The question topmost in my mind, as it is with many of these elaborate fortifications is, “Why is it here? What were they so determined to protect? What did men fight and die to have here?” As with many parks and local oddities that attract national and international attention, there was cruising through town a little tourist train loaded with the infirm, the obese and the indolent rich. The driver, whose job it was to fill the empty time with bits and pieces of information about the various sites and their prospective interest, provided a possible answer to my questions as he shouted over the trains public address system.

“St. Augustine is home to the first 9-Hole golf course in the United States.”

That would certainly fill in some blanks in my mind, but would men fight and die for the privilege of a game of golf? Perhaps for 18 holes, but for 9? Golf was invented in Scotland so, were there any Highlanders in the British regiment I can see them being quite vigorous for the chance to play, especially after a long sea voyage. But, it’s a stretch.

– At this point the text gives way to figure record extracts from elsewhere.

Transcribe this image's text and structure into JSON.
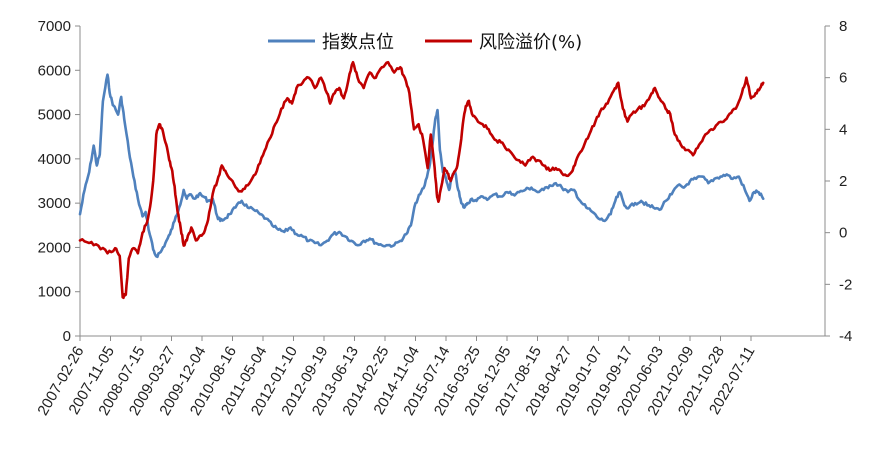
{
  "chart_data": {
    "type": "line",
    "legend_position": "top",
    "grid": false,
    "x_tick_labels": [
      "2007-02-26",
      "2007-11-05",
      "2008-07-15",
      "2009-03-27",
      "2009-12-04",
      "2010-08-16",
      "2011-05-04",
      "2012-01-10",
      "2012-09-19",
      "2013-06-13",
      "2014-02-25",
      "2014-11-04",
      "2015-07-14",
      "2016-03-25",
      "2016-12-05",
      "2017-08-15",
      "2018-04-27",
      "2019-01-07",
      "2019-09-17",
      "2020-06-03",
      "2021-02-09",
      "2021-10-28",
      "2022-07-11"
    ],
    "y_left": {
      "min": 0,
      "max": 7000,
      "ticks": [
        "0",
        "1000",
        "2000",
        "3000",
        "4000",
        "5000",
        "6000",
        "7000"
      ]
    },
    "y_right": {
      "min": -4,
      "max": 8,
      "ticks": [
        "-4",
        "-2",
        "0",
        "2",
        "4",
        "6",
        "8"
      ]
    },
    "series": [
      {
        "name": "指数点位",
        "axis": "left",
        "color": "#4f81bd",
        "points": [
          [
            0,
            2750
          ],
          [
            0.15,
            3300
          ],
          [
            0.3,
            3700
          ],
          [
            0.45,
            4300
          ],
          [
            0.55,
            3850
          ],
          [
            0.65,
            4100
          ],
          [
            0.75,
            5300
          ],
          [
            0.9,
            5900
          ],
          [
            1.0,
            5400
          ],
          [
            1.1,
            5200
          ],
          [
            1.25,
            5000
          ],
          [
            1.35,
            5400
          ],
          [
            1.45,
            4900
          ],
          [
            1.6,
            4200
          ],
          [
            1.75,
            3600
          ],
          [
            1.9,
            3100
          ],
          [
            2.05,
            2700
          ],
          [
            2.15,
            2800
          ],
          [
            2.25,
            2400
          ],
          [
            2.4,
            1950
          ],
          [
            2.5,
            1800
          ],
          [
            2.65,
            1900
          ],
          [
            2.8,
            2100
          ],
          [
            2.95,
            2300
          ],
          [
            3.1,
            2600
          ],
          [
            3.25,
            2900
          ],
          [
            3.4,
            3300
          ],
          [
            3.5,
            3100
          ],
          [
            3.6,
            3200
          ],
          [
            3.75,
            3100
          ],
          [
            3.9,
            3200
          ],
          [
            4.05,
            3150
          ],
          [
            4.2,
            3050
          ],
          [
            4.35,
            3100
          ],
          [
            4.5,
            2700
          ],
          [
            4.6,
            2600
          ],
          [
            4.75,
            2650
          ],
          [
            4.9,
            2750
          ],
          [
            5.1,
            2900
          ],
          [
            5.3,
            3050
          ],
          [
            5.5,
            2900
          ],
          [
            5.7,
            2850
          ],
          [
            5.9,
            2750
          ],
          [
            6.1,
            2650
          ],
          [
            6.3,
            2500
          ],
          [
            6.5,
            2400
          ],
          [
            6.7,
            2350
          ],
          [
            6.9,
            2450
          ],
          [
            7.1,
            2300
          ],
          [
            7.3,
            2250
          ],
          [
            7.5,
            2150
          ],
          [
            7.7,
            2100
          ],
          [
            7.9,
            2050
          ],
          [
            8.1,
            2150
          ],
          [
            8.3,
            2300
          ],
          [
            8.5,
            2350
          ],
          [
            8.7,
            2250
          ],
          [
            8.9,
            2150
          ],
          [
            9.1,
            2050
          ],
          [
            9.3,
            2150
          ],
          [
            9.5,
            2200
          ],
          [
            9.7,
            2100
          ],
          [
            9.9,
            2050
          ],
          [
            10.1,
            2050
          ],
          [
            10.3,
            2050
          ],
          [
            10.5,
            2150
          ],
          [
            10.7,
            2300
          ],
          [
            10.85,
            2500
          ],
          [
            11.0,
            3000
          ],
          [
            11.15,
            3200
          ],
          [
            11.3,
            3400
          ],
          [
            11.45,
            3800
          ],
          [
            11.55,
            4300
          ],
          [
            11.65,
            4900
          ],
          [
            11.72,
            5100
          ],
          [
            11.8,
            4200
          ],
          [
            11.9,
            3700
          ],
          [
            12.0,
            3550
          ],
          [
            12.1,
            3300
          ],
          [
            12.2,
            3600
          ],
          [
            12.3,
            3700
          ],
          [
            12.4,
            3300
          ],
          [
            12.5,
            3000
          ],
          [
            12.6,
            2900
          ],
          [
            12.7,
            3000
          ],
          [
            12.85,
            3100
          ],
          [
            13.0,
            3050
          ],
          [
            13.2,
            3150
          ],
          [
            13.4,
            3100
          ],
          [
            13.6,
            3200
          ],
          [
            13.8,
            3150
          ],
          [
            14.0,
            3250
          ],
          [
            14.2,
            3200
          ],
          [
            14.4,
            3250
          ],
          [
            14.6,
            3300
          ],
          [
            14.8,
            3350
          ],
          [
            15.0,
            3250
          ],
          [
            15.2,
            3300
          ],
          [
            15.4,
            3400
          ],
          [
            15.6,
            3450
          ],
          [
            15.8,
            3350
          ],
          [
            16.0,
            3250
          ],
          [
            16.2,
            3300
          ],
          [
            16.4,
            3050
          ],
          [
            16.6,
            2900
          ],
          [
            16.8,
            2800
          ],
          [
            17.0,
            2650
          ],
          [
            17.2,
            2600
          ],
          [
            17.4,
            2750
          ],
          [
            17.55,
            3050
          ],
          [
            17.7,
            3250
          ],
          [
            17.85,
            2950
          ],
          [
            18.0,
            2900
          ],
          [
            18.2,
            3000
          ],
          [
            18.4,
            3050
          ],
          [
            18.6,
            2950
          ],
          [
            18.8,
            2900
          ],
          [
            19.0,
            2850
          ],
          [
            19.2,
            3050
          ],
          [
            19.4,
            3200
          ],
          [
            19.6,
            3400
          ],
          [
            19.8,
            3350
          ],
          [
            20.0,
            3500
          ],
          [
            20.2,
            3550
          ],
          [
            20.4,
            3600
          ],
          [
            20.6,
            3450
          ],
          [
            20.8,
            3550
          ],
          [
            21.0,
            3600
          ],
          [
            21.2,
            3650
          ],
          [
            21.4,
            3550
          ],
          [
            21.6,
            3600
          ],
          [
            21.8,
            3300
          ],
          [
            21.95,
            3050
          ],
          [
            22.1,
            3250
          ],
          [
            22.25,
            3250
          ],
          [
            22.4,
            3100
          ]
        ]
      },
      {
        "name": "风险溢价(%)",
        "axis": "right",
        "color": "#c00000",
        "points": [
          [
            0,
            -0.3
          ],
          [
            0.3,
            -0.4
          ],
          [
            0.6,
            -0.5
          ],
          [
            0.9,
            -0.8
          ],
          [
            1.15,
            -0.6
          ],
          [
            1.3,
            -0.9
          ],
          [
            1.4,
            -2.5
          ],
          [
            1.5,
            -2.4
          ],
          [
            1.6,
            -1.0
          ],
          [
            1.75,
            -0.6
          ],
          [
            1.9,
            -0.8
          ],
          [
            2.05,
            0.0
          ],
          [
            2.2,
            0.4
          ],
          [
            2.3,
            1.0
          ],
          [
            2.4,
            2.0
          ],
          [
            2.5,
            3.8
          ],
          [
            2.6,
            4.2
          ],
          [
            2.7,
            4.0
          ],
          [
            2.8,
            3.5
          ],
          [
            2.9,
            3.0
          ],
          [
            3.0,
            2.5
          ],
          [
            3.1,
            1.8
          ],
          [
            3.2,
            0.8
          ],
          [
            3.3,
            0.2
          ],
          [
            3.4,
            -0.5
          ],
          [
            3.5,
            -0.3
          ],
          [
            3.65,
            0.2
          ],
          [
            3.8,
            -0.3
          ],
          [
            3.95,
            -0.1
          ],
          [
            4.1,
            0.1
          ],
          [
            4.2,
            0.5
          ],
          [
            4.35,
            1.5
          ],
          [
            4.5,
            2.0
          ],
          [
            4.65,
            2.6
          ],
          [
            4.8,
            2.3
          ],
          [
            5.0,
            2.0
          ],
          [
            5.2,
            1.6
          ],
          [
            5.4,
            1.7
          ],
          [
            5.6,
            2.0
          ],
          [
            5.8,
            2.4
          ],
          [
            6.0,
            3.0
          ],
          [
            6.2,
            3.6
          ],
          [
            6.4,
            4.2
          ],
          [
            6.6,
            4.8
          ],
          [
            6.8,
            5.2
          ],
          [
            6.95,
            5.0
          ],
          [
            7.1,
            5.6
          ],
          [
            7.3,
            5.8
          ],
          [
            7.5,
            6.0
          ],
          [
            7.7,
            5.6
          ],
          [
            7.9,
            6.0
          ],
          [
            8.1,
            5.4
          ],
          [
            8.2,
            5.0
          ],
          [
            8.35,
            5.4
          ],
          [
            8.5,
            5.6
          ],
          [
            8.65,
            5.2
          ],
          [
            8.8,
            5.9
          ],
          [
            8.95,
            6.6
          ],
          [
            9.1,
            6.0
          ],
          [
            9.3,
            5.6
          ],
          [
            9.5,
            6.2
          ],
          [
            9.7,
            6.0
          ],
          [
            9.9,
            6.4
          ],
          [
            10.1,
            6.6
          ],
          [
            10.3,
            6.2
          ],
          [
            10.5,
            6.4
          ],
          [
            10.65,
            6.0
          ],
          [
            10.8,
            5.4
          ],
          [
            10.95,
            4.0
          ],
          [
            11.1,
            4.2
          ],
          [
            11.25,
            3.6
          ],
          [
            11.4,
            2.5
          ],
          [
            11.5,
            3.8
          ],
          [
            11.6,
            2.8
          ],
          [
            11.7,
            1.5
          ],
          [
            11.75,
            1.2
          ],
          [
            11.85,
            1.8
          ],
          [
            11.95,
            2.5
          ],
          [
            12.05,
            2.3
          ],
          [
            12.15,
            2.0
          ],
          [
            12.25,
            2.3
          ],
          [
            12.35,
            2.5
          ],
          [
            12.45,
            3.2
          ],
          [
            12.55,
            4.2
          ],
          [
            12.65,
            4.9
          ],
          [
            12.75,
            5.1
          ],
          [
            12.85,
            4.6
          ],
          [
            13.0,
            4.4
          ],
          [
            13.2,
            4.2
          ],
          [
            13.4,
            4.0
          ],
          [
            13.6,
            3.6
          ],
          [
            13.8,
            3.5
          ],
          [
            14.0,
            3.2
          ],
          [
            14.2,
            3.0
          ],
          [
            14.4,
            2.8
          ],
          [
            14.6,
            2.6
          ],
          [
            14.8,
            2.9
          ],
          [
            15.0,
            2.8
          ],
          [
            15.2,
            2.6
          ],
          [
            15.4,
            2.4
          ],
          [
            15.6,
            2.5
          ],
          [
            15.8,
            2.3
          ],
          [
            16.0,
            2.2
          ],
          [
            16.15,
            2.4
          ],
          [
            16.3,
            2.9
          ],
          [
            16.5,
            3.3
          ],
          [
            16.7,
            3.8
          ],
          [
            16.9,
            4.3
          ],
          [
            17.1,
            4.8
          ],
          [
            17.3,
            5.0
          ],
          [
            17.5,
            5.5
          ],
          [
            17.65,
            5.8
          ],
          [
            17.8,
            4.8
          ],
          [
            17.95,
            4.3
          ],
          [
            18.1,
            4.6
          ],
          [
            18.3,
            4.8
          ],
          [
            18.5,
            4.9
          ],
          [
            18.7,
            5.3
          ],
          [
            18.85,
            5.6
          ],
          [
            19.0,
            5.2
          ],
          [
            19.2,
            4.8
          ],
          [
            19.35,
            4.6
          ],
          [
            19.5,
            3.8
          ],
          [
            19.7,
            3.4
          ],
          [
            19.9,
            3.2
          ],
          [
            20.1,
            3.0
          ],
          [
            20.3,
            3.4
          ],
          [
            20.5,
            3.8
          ],
          [
            20.7,
            4.0
          ],
          [
            20.9,
            4.2
          ],
          [
            21.1,
            4.3
          ],
          [
            21.3,
            4.6
          ],
          [
            21.5,
            4.8
          ],
          [
            21.7,
            5.4
          ],
          [
            21.85,
            6.0
          ],
          [
            22.0,
            5.2
          ],
          [
            22.15,
            5.4
          ],
          [
            22.3,
            5.6
          ],
          [
            22.4,
            5.8
          ]
        ]
      }
    ]
  }
}
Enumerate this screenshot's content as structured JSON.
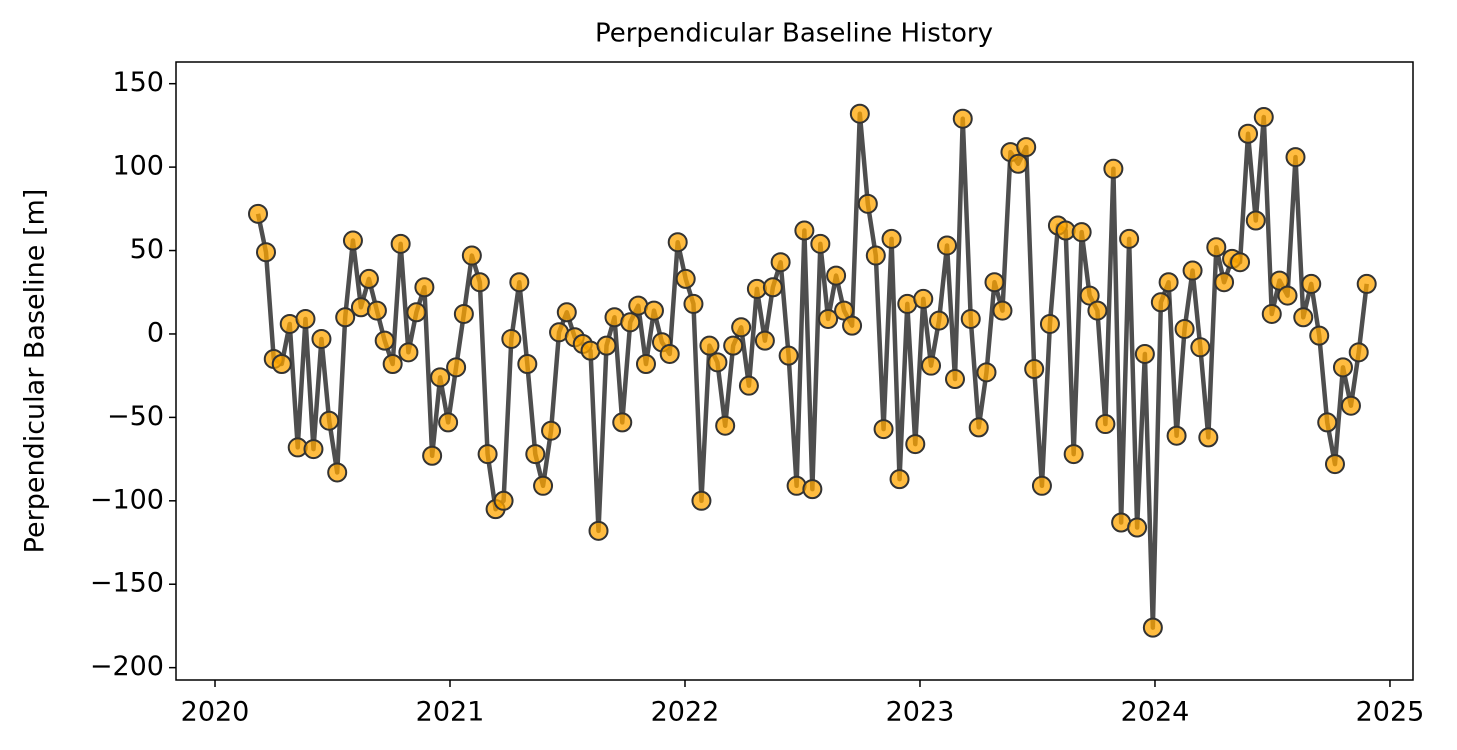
{
  "chart_data": {
    "type": "line",
    "title": "Perpendicular Baseline History",
    "ylabel": "Perpendicular Baseline [m]",
    "x": [
      2020.183,
      2020.217,
      2020.25,
      2020.284,
      2020.318,
      2020.352,
      2020.385,
      2020.419,
      2020.453,
      2020.486,
      2020.52,
      2020.554,
      2020.587,
      2020.621,
      2020.655,
      2020.689,
      2020.722,
      2020.756,
      2020.79,
      2020.823,
      2020.857,
      2020.891,
      2020.924,
      2020.958,
      2020.992,
      2021.026,
      2021.059,
      2021.093,
      2021.127,
      2021.16,
      2021.194,
      2021.228,
      2021.261,
      2021.295,
      2021.329,
      2021.363,
      2021.396,
      2021.43,
      2021.464,
      2021.497,
      2021.531,
      2021.565,
      2021.598,
      2021.632,
      2021.666,
      2021.7,
      2021.733,
      2021.767,
      2021.801,
      2021.834,
      2021.868,
      2021.902,
      2021.935,
      2021.969,
      2022.003,
      2022.036,
      2022.07,
      2022.104,
      2022.138,
      2022.171,
      2022.205,
      2022.239,
      2022.272,
      2022.306,
      2022.34,
      2022.374,
      2022.407,
      2022.441,
      2022.475,
      2022.508,
      2022.542,
      2022.576,
      2022.609,
      2022.643,
      2022.677,
      2022.711,
      2022.744,
      2022.778,
      2022.812,
      2022.845,
      2022.879,
      2022.913,
      2022.946,
      2022.98,
      2023.014,
      2023.047,
      2023.081,
      2023.115,
      2023.149,
      2023.182,
      2023.216,
      2023.25,
      2023.283,
      2023.317,
      2023.351,
      2023.385,
      2023.418,
      2023.452,
      2023.486,
      2023.519,
      2023.553,
      2023.587,
      2023.62,
      2023.654,
      2023.688,
      2023.722,
      2023.755,
      2023.789,
      2023.823,
      2023.856,
      2023.89,
      2023.924,
      2023.957,
      2023.991,
      2024.025,
      2024.058,
      2024.092,
      2024.126,
      2024.16,
      2024.193,
      2024.227,
      2024.261,
      2024.294,
      2024.328,
      2024.362,
      2024.396,
      2024.429,
      2024.463,
      2024.497,
      2024.53,
      2024.564,
      2024.598,
      2024.631,
      2024.665,
      2024.699,
      2024.733,
      2024.766,
      2024.8,
      2024.834,
      2024.867,
      2024.901
    ],
    "series": [
      {
        "color": "#ffa500",
        "edgecolor": "#333333",
        "line_color": "#444444",
        "values": [
          72,
          49,
          -15,
          -18,
          6,
          -68,
          9,
          -69,
          -3,
          -52,
          -83,
          10,
          56,
          16,
          33,
          14,
          -4,
          -18,
          54,
          -11,
          13,
          28,
          -73,
          -26,
          -53,
          -20,
          12,
          47,
          31,
          -72,
          -105,
          -100,
          -3,
          31,
          -18,
          -72,
          -91,
          -58,
          1,
          13,
          -2,
          -6,
          -10,
          -118,
          -7,
          10,
          -53,
          7,
          17,
          -18,
          14,
          -5,
          -12,
          55,
          33,
          18,
          -100,
          -7,
          -17,
          -55,
          -7,
          4,
          -31,
          27,
          -4,
          28,
          43,
          -13,
          -91,
          62,
          -93,
          54,
          9,
          35,
          14,
          5,
          132,
          78,
          47,
          -57,
          57,
          -87,
          18,
          -66,
          21,
          -19,
          8,
          53,
          -27,
          129,
          9,
          -56,
          -23,
          31,
          14,
          109,
          102,
          112,
          -21,
          -91,
          6,
          65,
          62,
          -72,
          61,
          23,
          14,
          -54,
          99,
          -113,
          57,
          -116,
          -12,
          -176,
          19,
          31,
          -61,
          3,
          38,
          -8,
          -62,
          52,
          31,
          45,
          43,
          120,
          68,
          130,
          12,
          32,
          23,
          106,
          10,
          30,
          -1,
          -53,
          -78,
          -20,
          -43,
          -11,
          30
        ]
      }
    ],
    "xlim": [
      2019.834,
      2025.098
    ],
    "xticks": [
      2020,
      2021,
      2022,
      2023,
      2024,
      2025
    ],
    "ylim": [
      -207.4,
      163
    ],
    "yticks": [
      {
        "value": -200,
        "label": "−200"
      },
      {
        "value": -150,
        "label": "−150"
      },
      {
        "value": -100,
        "label": "−100"
      },
      {
        "value": -50,
        "label": "−50"
      },
      0,
      50,
      100,
      150
    ],
    "grid": false
  }
}
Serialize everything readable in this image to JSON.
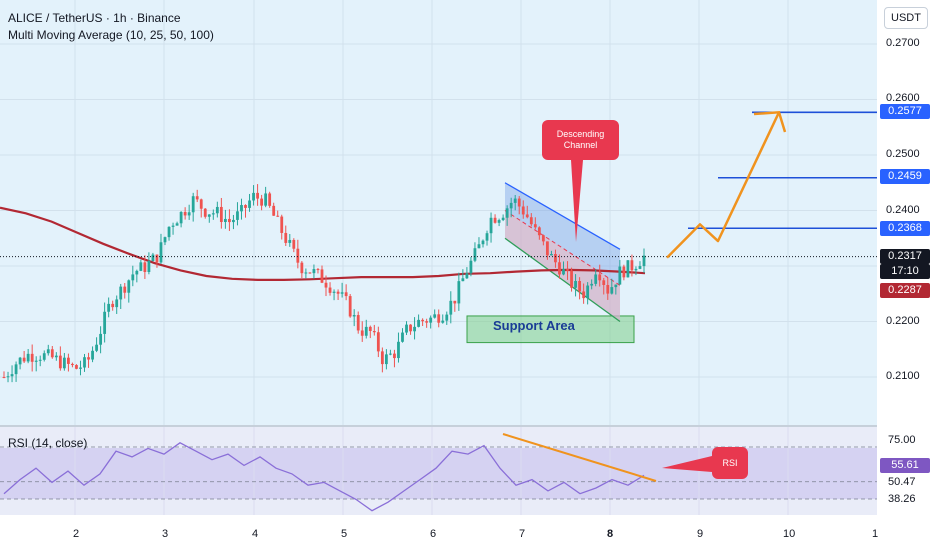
{
  "header": {
    "symbol_line": "ALICE / TetherUS · 1h · Binance",
    "indicator_line": "Multi Moving Average (10, 25, 50, 100)",
    "currency": "USDT"
  },
  "price_axis": {
    "ticks": [
      "0.2700",
      "0.2600",
      "0.2500",
      "0.2400",
      "0.2200",
      "0.2100"
    ]
  },
  "price_tags": {
    "target_3": "0.2577",
    "target_2": "0.2459",
    "target_1": "0.2368",
    "last_price": "0.2317",
    "countdown": "17:10",
    "ma_value": "0.2287"
  },
  "annotations": {
    "descending_channel": "Descending\nChannel",
    "support_area": "Support Area",
    "rsi_callout": "RSI"
  },
  "rsi": {
    "title": "RSI (14, close)",
    "ticks": [
      "75.00",
      "50.47",
      "38.26"
    ],
    "value": "55.61"
  },
  "time_axis": {
    "labels": [
      "2",
      "3",
      "4",
      "5",
      "6",
      "7",
      "8",
      "9",
      "10",
      "1"
    ]
  },
  "colors": {
    "up": "#26a69a",
    "down": "#ef5350",
    "ma": "#b22833",
    "target_line": "#1e50d8",
    "projection": "#f0931e",
    "callout": "#e8384f",
    "rsi_line": "#8a6fd8"
  },
  "chart_data": {
    "type": "candlestick",
    "title": "ALICE / TetherUS · 1h · Binance",
    "y_unit": "USDT",
    "ylim": [
      0.204,
      0.275
    ],
    "x_labels": [
      "2",
      "3",
      "4",
      "5",
      "6",
      "7",
      "8",
      "9",
      "10",
      "1"
    ],
    "close_path": [
      0.21,
      0.2125,
      0.214,
      0.214,
      0.2135,
      0.2125,
      0.2115,
      0.2125,
      0.2175,
      0.2235,
      0.226,
      0.229,
      0.23,
      0.232,
      0.2375,
      0.2395,
      0.242,
      0.24,
      0.2395,
      0.238,
      0.2395,
      0.2425,
      0.242,
      0.238,
      0.234,
      0.23,
      0.229,
      0.2275,
      0.2255,
      0.223,
      0.2185,
      0.218,
      0.213,
      0.2145,
      0.2185,
      0.22,
      0.2205,
      0.2215,
      0.224,
      0.229,
      0.233,
      0.2385,
      0.2395,
      0.242,
      0.2395,
      0.2355,
      0.232,
      0.2295,
      0.2265,
      0.225,
      0.23,
      0.2255,
      0.229,
      0.23,
      0.2317
    ],
    "moving_average_100": [
      0.2405,
      0.2395,
      0.238,
      0.236,
      0.234,
      0.2322,
      0.2305,
      0.2292,
      0.2282,
      0.2277,
      0.2275,
      0.2275,
      0.2276,
      0.2278,
      0.228,
      0.228,
      0.228,
      0.2282,
      0.2286,
      0.2287,
      0.229,
      0.2292,
      0.2293,
      0.2292,
      0.229,
      0.2287
    ],
    "levels": [
      {
        "label": "0.2577",
        "value": 0.2577
      },
      {
        "label": "0.2459",
        "value": 0.2459
      },
      {
        "label": "0.2368",
        "value": 0.2368
      }
    ],
    "descending_channel": {
      "upper": [
        0.245,
        0.233
      ],
      "lower": [
        0.235,
        0.22
      ]
    },
    "support_area": [
      0.218,
      0.221
    ],
    "projection": [
      0.2315,
      0.2375,
      0.2345,
      0.2577
    ],
    "rsi": {
      "title": "RSI (14, close)",
      "current": 55.61,
      "levels": [
        75.0,
        50.47,
        38.26
      ],
      "path": [
        42,
        52,
        60,
        50,
        58,
        48,
        56,
        72,
        68,
        74,
        70,
        78,
        72,
        66,
        70,
        62,
        68,
        60,
        56,
        48,
        50,
        44,
        38,
        30,
        36,
        44,
        52,
        60,
        72,
        70,
        76,
        60,
        48,
        52,
        44,
        50,
        42,
        46,
        52,
        48,
        55
      ]
    }
  }
}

Why would anyone in their right mind want this piece of soil, ridden as it is with humidity, mosquitoes, sand fleas and hurricanes? The exhibit provided the answer: to protect the lucrative Caribbean trade routes. Spain was apparently the envy of its Renaissance neighbors in the 17th century largely due to their land holdings and trading posts in the U.S. and Caribbean islands. With land prices as high as they are in modern-day Florida one can well-imagine that property was a hot commodity so many years back. Regarding the trade routes one has to wonder if it was the Spanish who invented the “Cruise.” Were the islands as popular as they are today for vacationers? Were there resorts then as there are now? Did people think about scuba-diving and parasailing in the tropical waters yesterday as much as today? Surely they’d have cried for some relief from the constant nag of high humidity and mosquitoes.

None of the above. Spain did however bring back “exotic dyes, sugar, tobacco, chocolate, pearls, hardwoods, silver and gold.” That’s good stuff, worth giving one’s life for. I am skeptical that the ones spilling their blood ever saw any of that wealth, but that is beside the point; someone got their mitts on it and someone else paid dearly for it.

Not much has changed in Florida. Mosquitoes, humidity and hurricanes still have their way with the tropical paradise, and while we never came close to giving our lives for any of the valuable stuff there, we certainly paid dearly for it. The kids parted company with their hard-earned dollars at the gift shop and we have come away slightly more historically informed than we were, and highly entertained by the local historians dressed in period garb.

Gracias, Fort Castillo de San Marcos!